Fish and chips — el que merece las salpicaduras de aceite
Pescado blanco en una masa crujiente, frito hasta dorar, con patatas gruesas. Es comida de pub, es nostálgica, y sí, lo pone todo perdido. Pero no hay nada intimidante en meter pescado rebozado en aceite caliente una vez dejas de tenerle miedo al aceite.
Masa fría y aceite caliente: ese contraste es lo que la hace crujiente como cristal en vez de grasienta. Cerveza helada o agua con gas en la masa, aceite a unos 180°C, y no llenes la sartén o la temperatura se hunde y el pescado se bebe el aceite. Fríe en tandas pequeñas y deja reposar la primera sobre una rejilla, no sobre papel, para que siga crujiente por debajo.
Pasteles de cangrejo — más cangrejo y menos relleno, por favor
Carne de cangrejo en trozos ligada con el huevo y el pan rallado justos para que aguante, y luego frita a la sartén hasta dorar.

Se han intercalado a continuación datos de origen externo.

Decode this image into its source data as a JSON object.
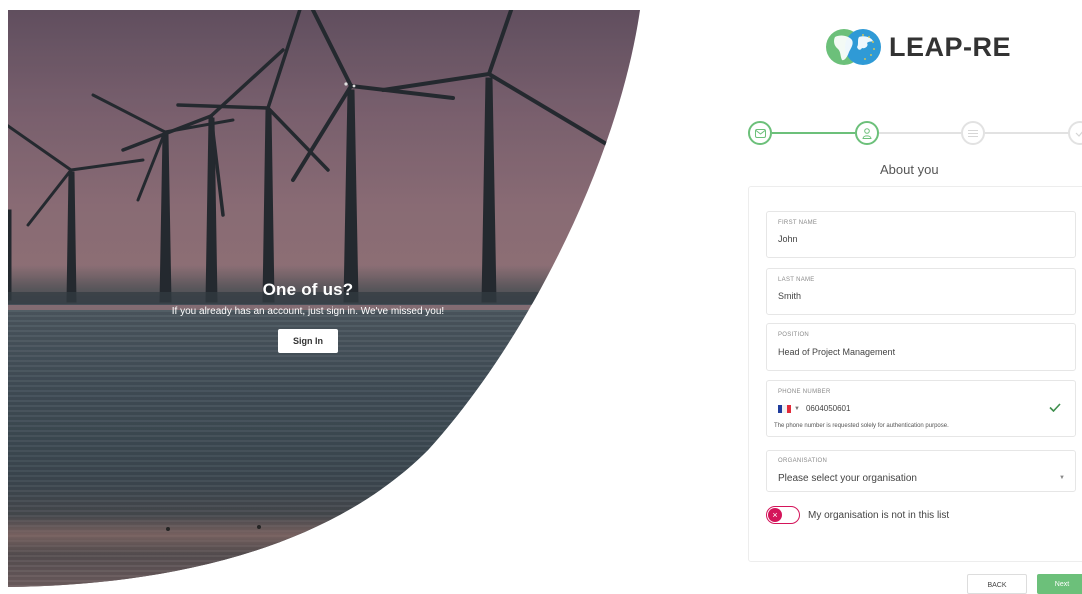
{
  "hero": {
    "title": "One of us?",
    "subtitle": "If you already has an account, just sign in. We've missed you!",
    "signin_label": "Sign In"
  },
  "brand": {
    "name": "LEAP-RE",
    "primary_color": "#6cc07a",
    "accent_color": "#2f9ad6"
  },
  "stepper": {
    "current_step_label": "About you",
    "steps": [
      {
        "icon": "envelope-icon",
        "state": "done"
      },
      {
        "icon": "user-icon",
        "state": "active"
      },
      {
        "icon": "list-icon",
        "state": "pending"
      },
      {
        "icon": "check-icon",
        "state": "pending"
      }
    ]
  },
  "form": {
    "first_name": {
      "label": "FIRST NAME",
      "value": "John"
    },
    "last_name": {
      "label": "LAST NAME",
      "value": "Smith"
    },
    "position": {
      "label": "POSITION",
      "value": "Head of Project Management"
    },
    "phone": {
      "label": "PHONE NUMBER",
      "value": "0604050601",
      "country_flag": "france-flag-icon",
      "help": "The phone number is requested solely for authentication purpose.",
      "valid": true
    },
    "organisation": {
      "label": "ORGANISATION",
      "value": "Please select your organisation"
    },
    "not_in_list": {
      "label": "My organisation is not in this list",
      "checked": false,
      "color": "#d4145a"
    }
  },
  "actions": {
    "back_label": "BACK",
    "next_label": "Next"
  }
}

Los buenos saben a cangrejo, no a pan condimentado. La gente los arruina añadiendo tanto relleno que el cangrejo desaparece, lo cual anula el motivo de haberlo comprado.
Usa el mínimo aglutinante posible. Mezcla con suavidad, enfría los pasteles ya formados media hora para que cuajen, y no los muevas de un lado a otro en la sartén. Una sola vuelta segura, nada más. Si los tocas pronto o demasiado, se desmenuzan en el aceite. Una costra firme en cada cara es lo que los mantiene enteros.
Bacalao al horno — la puerta de entrada sin estrés
Pescado blanco suave horneado con un poco de grasa y aliño hasta que se desmiga. Si freír te asusta, el horno es por donde empezar. El horno hace el trabajo: no hay que dar la vuelta, ni salpicaduras, ni estar de pie ante una sartén leyendo el color de las gambas. De verdad, la forma más fácil de cocinar pescado en casa.
El bacalao es magro, así que se reseca antes que el salmón: dale grasa para protegerlo. Una cucharada de mantequilla o aceite por encima, y retíralo en cuanto la carne se vuelva opaca y se separe con una ligera presión. Diez minutos en horno fuerte suelen bastar para un filete normal. Pon un temporizador y fíate; abrir a cada rato solo deja escapar el calor.
Gambas al ajillo con mantequilla — cinco minutos, cero excusas
Gambas cocinadas en mantequilla, ajo y un chorrito de limón. Eso es todo, y sabe mucho mejor de lo que un plato de cinco ingredientes tiene derecho a saber. Si nunca has cocinado marisco y quieres una victoria asegurada, es esto.
No dejes que el ajo se queme: amarga rápido, y el ajo amargo arruina la salsa. Funde la mantequilla, añade el ajo treinta segundos hasta que solo desprenda aroma, y luego las gambas. Necesitan apenas dos minutos por lado. Termina con el limón fuera del fuego para que quede vivo en vez de cocerse y apagarse. Pan para mojar la mantequilla: no se negocia.
La despensa marinera
Limones, ajo, mantequilla, buen aceite de oliva y una caja de sal en escamas. Eso es casi todo. Guarda una bolsa de gambas congeladas en el congelador y nunca estarás a más de diez minutos de la cena. El verdadero secreto no es un ingrediente: es un temporizador y el valor de sacar el pescado del fuego antes de creer que está listo.